To appease my family and other visiting worm critics, I searched for something that disguised the wormery but would not discourage me from taking proper care of my new wiggly brood. Having brought a Victoria town garden back to its former glory, putting sticky plastic leaves on the tub wasn’t ever going to suffice. I worked through various wooden options, including pretty trellis but still it looked like a badly-hidden plastic tub!

Steel Camellia 'Botanical Butterfly' Frame
My investigations took me around the online eco world and I began to realise that the wider world’s perception of eco products is not that positive. Associations are made with ‘tree-hugging’ and products are seen to promote environmental protection over style. I realised that I wouldn’t buy something which was explicitly giving a message, I wanted something stylish that would prompt people to ask about it when they visited without knowing that it wasn’t doing any harm.

I didn’t expect to end up using stainless steel. I spent time studying sustainable building materials, looking for inspiration and as I delved deeper into the environmental factors, steel started to shine through. I think the biggest mistake people can make when weeding out the ‘greenwash’ and looking at how environmentally friendly a product is, is to ignore the lifecycle of the product. Something that starts out positively may require so much maintenance and protection that any benefits are outweighed by the longer term planetary cost.

The thing I love most about steel is that it is entirely recyclable without losing any of its properties, so its lifecycle, once out of the ground, is almost infinite. It is the most recycled material in the world. Steel also has managed to transcend the need for green labelling. All stainless steel in the UK is made up of approximately 60% recycled steel now. Only 1% of structural steel used in building construction ends up in landfill. Not just because it is the right thing to do but because the practicalities of industry support it. It makes sense.

Close up of Botanical Butterfly Frame
No materials are perfect, all tax the earth somehow, but when you consider the treatment other products need, it is amazing how stainless steel balances out against them.

One insight I gained from my time in the City, which still surprises me as much now as it did then, is how many people just do not care about the environment. It is not even that they are too busy or distracted by other causes...some people are actively anti environmental protection. This discovery pushed me to design practical eco products that fit with current fashion so well that even an eco-sceptic would unwittingly buy them! My first product, the Steel Camellia, designed to protect worms and disguise bins, was born this spring.

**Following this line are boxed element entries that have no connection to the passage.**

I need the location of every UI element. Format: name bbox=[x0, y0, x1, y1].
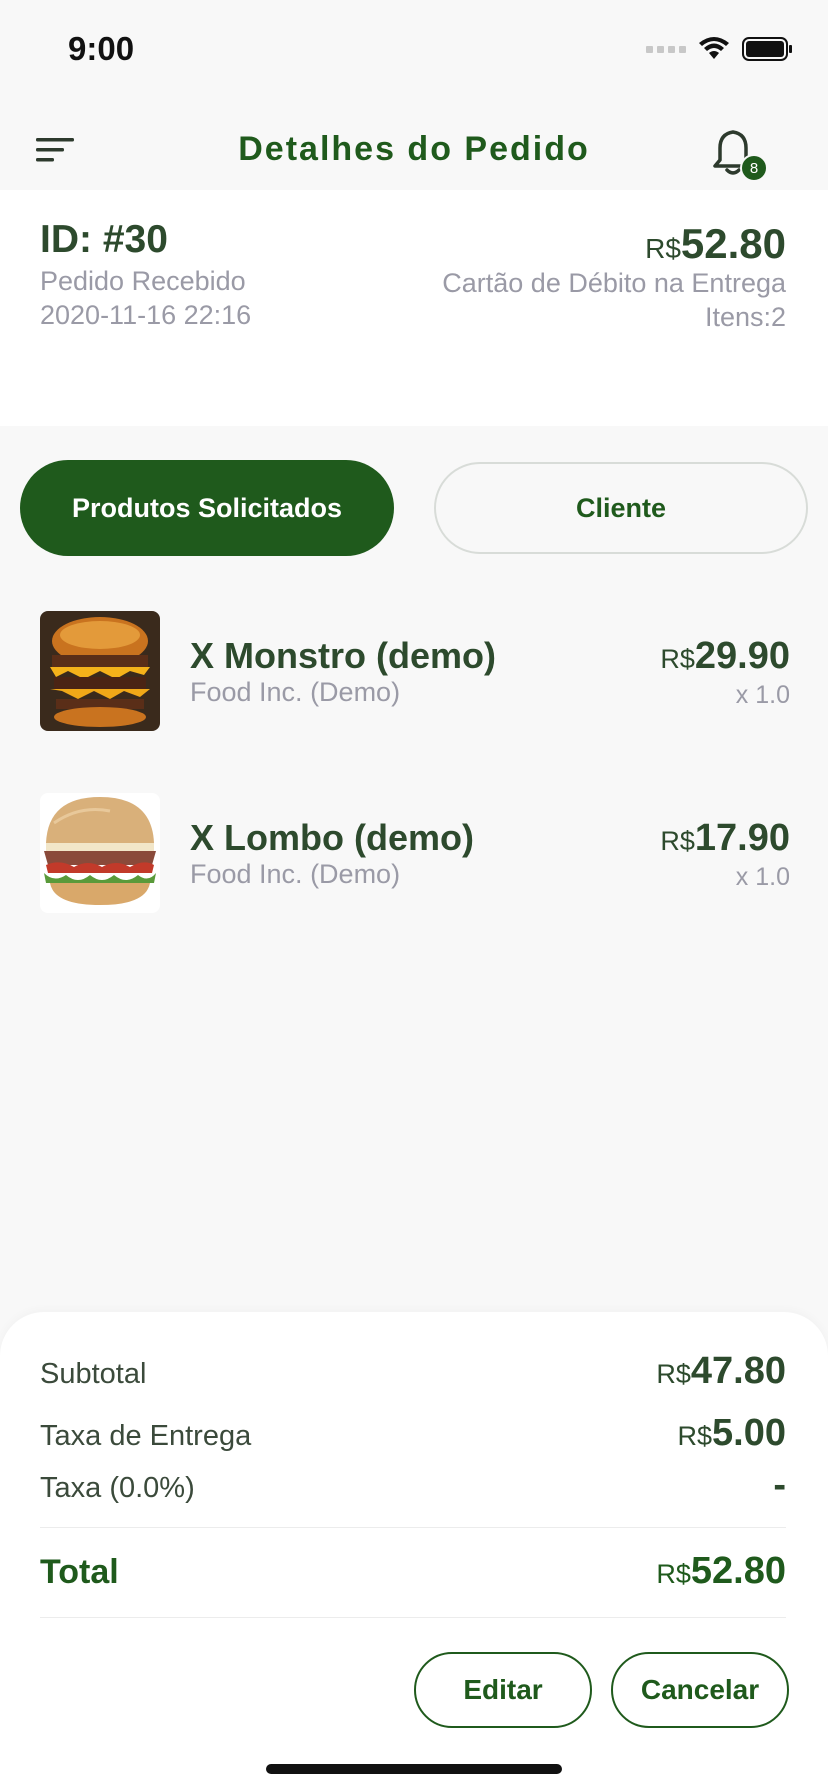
product-price: R$29.90 bbox=[660, 635, 790, 678]
product-quantity: x 1.0 bbox=[735, 681, 790, 709]
currency-symbol: R$ bbox=[660, 644, 695, 674]
delivery-fee-label: Taxa de Entrega bbox=[40, 1420, 252, 1452]
delivery-fee-value: R$5.00 bbox=[678, 1412, 786, 1455]
currency-symbol: R$ bbox=[656, 1559, 691, 1589]
order-total-value: 52.80 bbox=[680, 220, 786, 267]
order-total: R$52.80 bbox=[645, 220, 786, 268]
wifi-icon bbox=[699, 37, 729, 59]
divider bbox=[40, 1527, 786, 1528]
order-id: ID: #30 bbox=[40, 218, 168, 261]
product-item[interactable]: X Monstro (demo) Food Inc. (Demo) R$29.9… bbox=[40, 611, 790, 731]
product-quantity: x 1.0 bbox=[735, 863, 790, 891]
currency-symbol: R$ bbox=[656, 1359, 691, 1389]
product-image bbox=[40, 793, 160, 913]
product-store: Food Inc. (Demo) bbox=[190, 677, 401, 707]
divider bbox=[40, 1617, 786, 1618]
total-row: Total R$52.80 bbox=[40, 1550, 786, 1593]
item-count: Itens:2 bbox=[704, 302, 786, 332]
delivery-fee-amount: 5.00 bbox=[712, 1412, 786, 1454]
order-card: ID: #30 Pedido Recebido 2020-11-16 22:16… bbox=[0, 190, 828, 426]
product-price-value: 29.90 bbox=[694, 635, 790, 677]
cancel-button[interactable]: Cancelar bbox=[611, 1652, 789, 1728]
product-name: X Monstro (demo) bbox=[190, 635, 496, 676]
currency-symbol: R$ bbox=[660, 826, 695, 856]
app-header: Detalhes do Pedido 8 bbox=[0, 110, 828, 190]
product-image bbox=[40, 611, 160, 731]
tab-products[interactable]: Produtos Solicitados bbox=[20, 460, 394, 556]
subtotal-value: R$47.80 bbox=[656, 1350, 786, 1393]
total-amount: 52.80 bbox=[690, 1550, 786, 1592]
delivery-fee-row: Taxa de Entrega R$5.00 bbox=[40, 1412, 786, 1455]
product-price-value: 17.90 bbox=[694, 817, 790, 859]
subtotal-label: Subtotal bbox=[40, 1358, 147, 1390]
currency-symbol: R$ bbox=[645, 233, 681, 264]
status-time: 9:00 bbox=[68, 30, 135, 67]
battery-icon bbox=[742, 37, 792, 61]
tab-client[interactable]: Cliente bbox=[434, 462, 808, 554]
product-price: R$17.90 bbox=[660, 817, 790, 860]
subtotal-row: Subtotal R$47.80 bbox=[40, 1350, 786, 1393]
home-indicator[interactable] bbox=[266, 1764, 562, 1774]
status-bar: 9:00 bbox=[0, 0, 828, 100]
tax-row: Taxa (0.0%) - bbox=[40, 1464, 786, 1507]
payment-method: Cartão de Débito na Entrega bbox=[442, 268, 786, 298]
tax-value: - bbox=[773, 1464, 786, 1506]
notification-badge: 8 bbox=[740, 154, 768, 182]
order-status: Pedido Recebido bbox=[40, 266, 246, 296]
edit-button[interactable]: Editar bbox=[414, 1652, 592, 1728]
product-store: Food Inc. (Demo) bbox=[190, 859, 401, 889]
page-title: Detalhes do Pedido bbox=[238, 130, 590, 168]
currency-symbol: R$ bbox=[677, 1421, 713, 1451]
product-name: X Lombo (demo) bbox=[190, 817, 474, 858]
order-date: 2020-11-16 22:16 bbox=[40, 300, 252, 330]
tax-label: Taxa (0.0%) bbox=[40, 1472, 195, 1504]
total-value: R$52.80 bbox=[656, 1550, 786, 1593]
total-label: Total bbox=[40, 1553, 119, 1591]
signal-icon bbox=[646, 45, 686, 53]
status-icons bbox=[646, 36, 794, 62]
subtotal-amount: 47.80 bbox=[690, 1350, 786, 1392]
product-item[interactable]: X Lombo (demo) Food Inc. (Demo) R$17.90 … bbox=[40, 793, 790, 913]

I hope Cura Vie will inspire those who aspire for beautiful things. Those things that just happen to be friendly to the planet. To be green...but not to say green.

Stainless Steel Interesting Facts (the positives + and the negatives - ):-

+ All discarded pieces, such as edge trims, are returned to the furnace as in-house recycled scrap – so there is no wastage and no landfill issue.

+ During the early stages, the gas that is released is collected and the dust recycled to salvage the residual metal.

- Steel production does use water. The main pollutant is outgoing water which can be of poor quality. There are ongoing improvements to quality and amount used.

+ Stainless steel lasts longer – so products can be used for longer, reducing the need to produce new items and cutting the amount of manufacturing necessary in a lifetime.

+ Stainless steel holds its quality, no matter how many times it is recycled. It could be recycled for ever more!